Tania Runyan, offers a fresh perspective on the wedding at Cana in this poem.
The Wedding at Cana
“At first they stared in terror, the steam of water suddenly flushed red, as if a fish had been speared in the cistern.
They steadied themselves on tables. They look around, awaiting the fire of angels to consume them. Eventually,
a guest cleared his throat and murmured, Hey, we’ve got a regular plague of wine here, and they began to laugh, softly
At first, then wildly, lusciously, as the swallows ignited their throats. The women rattled their tambourines;
The men stomped their feet on the dusty floor; the bridegroom swung his wife to the ceiling. And Jesus whirled an whooped
In the middle of the room as his small, graying mother poured the goblets like made, wine spilling over her wrists.”

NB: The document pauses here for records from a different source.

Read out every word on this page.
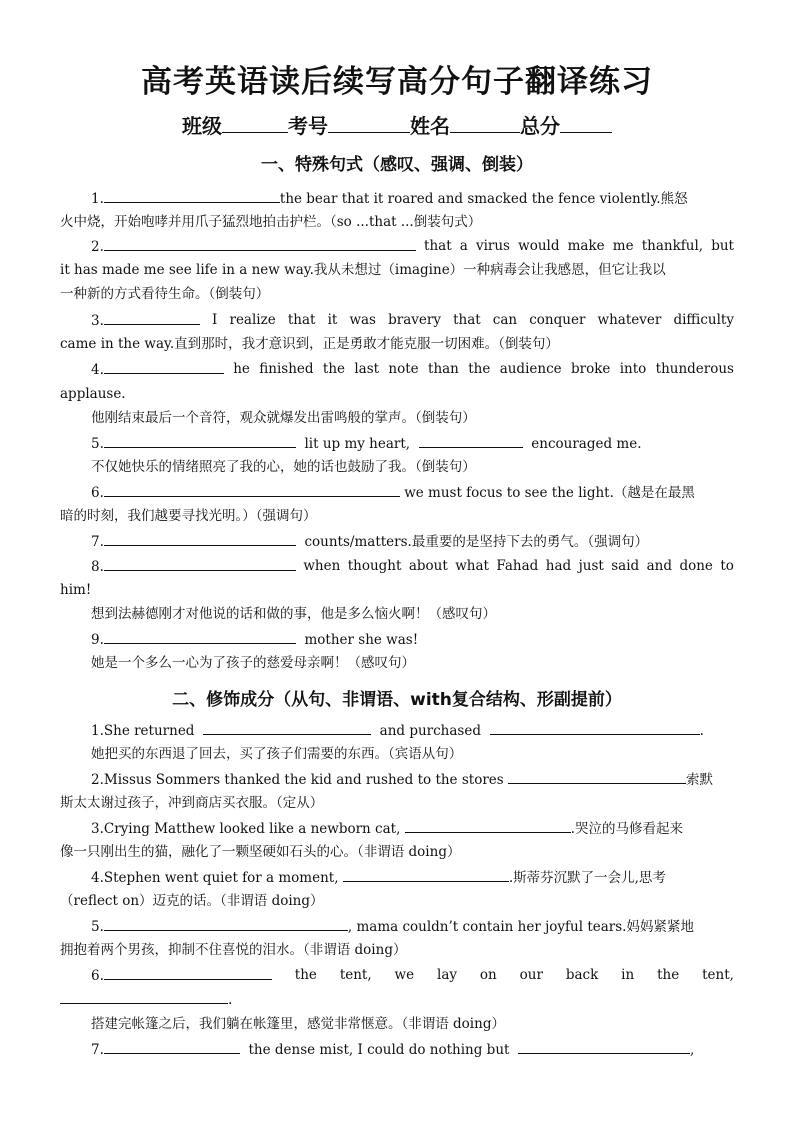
高考英语读后续写高分句子翻译练习
班级	考号	姓名	总分
一、特殊句式（感叹、强调、倒装）
1.	the bear that it roared and smacked the fence violently.熊怒
火中烧，开始咆哮并用爪子猛烈地拍击护栏。（so ...that ...倒装句式）
2.	that a virus would make me thankful, but
it has made me see life in a new way.我从未想过（imagine）一种病毒会让我感恩，但它让我以
一种新的方式看待生命。（倒装句）
3.	I realize that it was bravery that can conquer whatever difficulty
came in the way.直到那时，我才意识到，正是勇敢才能克服一切困难。（倒装句）
4.	he finished the last note than the audience broke into thunderous
applause.
他刚结束最后一个音符，观众就爆发出雷鸣般的掌声。（倒装句）
5.	lit up my heart,	encouraged me.
不仅她快乐的情绪照亮了我的心，她的话也鼓励了我。（倒装句）
6.	we must focus to see the light.（越是在最黑
暗的时刻，我们越要寻找光明。）（强调句）
7.	counts/matters.最重要的是坚持下去的勇气。（强调句）
8.	when thought about what Fahad had just said and done to
him!
想到法赫德刚才对他说的话和做的事，他是多么恼火啊！（感叹句）
9.	mother she was!
她是一个多么一心为了孩子的慈爱母亲啊！（感叹句）
二、修饰成分（从句、非谓语、with复合结构、形副提前）
1.She returned	and purchased	.
她把买的东西退了回去，买了孩子们需要的东西。（宾语从句）
2.Missus Sommers thanked the kid and rushed to the stores	索默
斯太太谢过孩子，冲到商店买衣服。（定从）
3.Crying Matthew looked like a newborn cat,	.哭泣的马修看起来
像一只刚出生的猫，融化了一颗坚硬如石头的心。（非谓语 doing）
4.Stephen went quiet for a moment,	.斯蒂芬沉默了一会儿,思考
（reflect on）迈克的话。（非谓语 doing）
5.	, mama couldn’t contain her joyful tears.妈妈紧紧地
拥抱着两个男孩，抑制不住喜悦的泪水。（非谓语 doing）
6.	the tent, we lay on our back in the tent,
.
搭建完帐篷之后，我们躺在帐篷里，感觉非常惬意。（非谓语 doing）
7.	the dense mist, I could do nothing but	,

What bubbled up within you as you read this poem?
Notice the transformation within the scene. Can you hear the shouts and musical instruments? Do you feel the floor shake? What is it like to see men and women swing, dance, and whirl?
Is it possible Jesus winked at his mother as He said, “Woman, what does this have to do with me?”
Picture the expressions of delight alight the faces of the bridal party and guests as the best wine appeared at the end of the celebration. Imagine tasting the deep rich flavor of the extravagant gift of wine.
While we do not know for certain the exact manner in which the play and party took place at this wedding, we do know Jesus brought merrymaking to those around him. He contributed to the extravagant celebration.
Play is a necessary practice for healthy spiritual living.
Ponder the role of play in the rhythm of your living? What does play look like as we mature and age? Consider what prevents you from letting go and taking pleasure in God’s goodness and blessing?
If the Rock of Ages can take great delight with rejoicing and singing, then, we are never too old to play, laugh, and have fun.
- Find a friend or family member and play a game of rock, paper, scissors.
- Enjoy a game of “I spy” with friends and family.
- Run in circles with your dog through the field.
- Get out markers and crayons and play with color.
- Choose a variety of spices and create fresh flavors and new tantalizing meals.
- Build a model airplane or a remote-control car. Play with them in the yard and down the street.
- Visit the local restaurant and play a game of corn hole.
Laugh and enjoy the playful encounters of life. Take time to play. I look forward to many moments for play sprinkled throughout this next week of wedding anticipation. How will you play this week? Engage with the funny bone of God by receiving and enjoying His goodnesses and blessings.
God made us to delight in others, as He delights in us. Let humor, fun, and play flood your soul and your life.
And if you feel the floor shaking, hear bells ringing, or notice the joyful sound of laugher, you’ll know a playful celebration is erupting on Sophie and Peter’s wedding day.
Drips from the Word: Muse about these Bible verses. Let these truths impact your living.
A cheerful heart is good medicine, but a crushed spirit dries up the bones.
Jesus said to the servants, “Fill the jars with water.” And they filled them up to the brim. And he said to them, “Now draw some out and take it to the master of the feast.” So they took it. When the master of the feast tasted the water now become wine, and did not know where it came from (though the servants who had drawn the water knew), the master of the feast called the bridegroom and said to him, “Everyone serves the good wine first, and when people have drunk freely, then the poor wine. But you have kept the good wine until now.”
Splashes from the Spigot: Drink from deep wells. Check out these suggested readings.
Tania Ruyan. A Thousand Vessels Seattle, WA 2011.
Elton Trublood. The Humor of Christ. New York, NY. 1975.
Puddles for Prayer: Thank you for praying for upcoming travel and speaking engagements.
January 20 – Denver, CO
My daughter, Sophie, gets married to a fine young man, Peter Gomez. Would appreciate prayer for a blessed celebration. Thank you!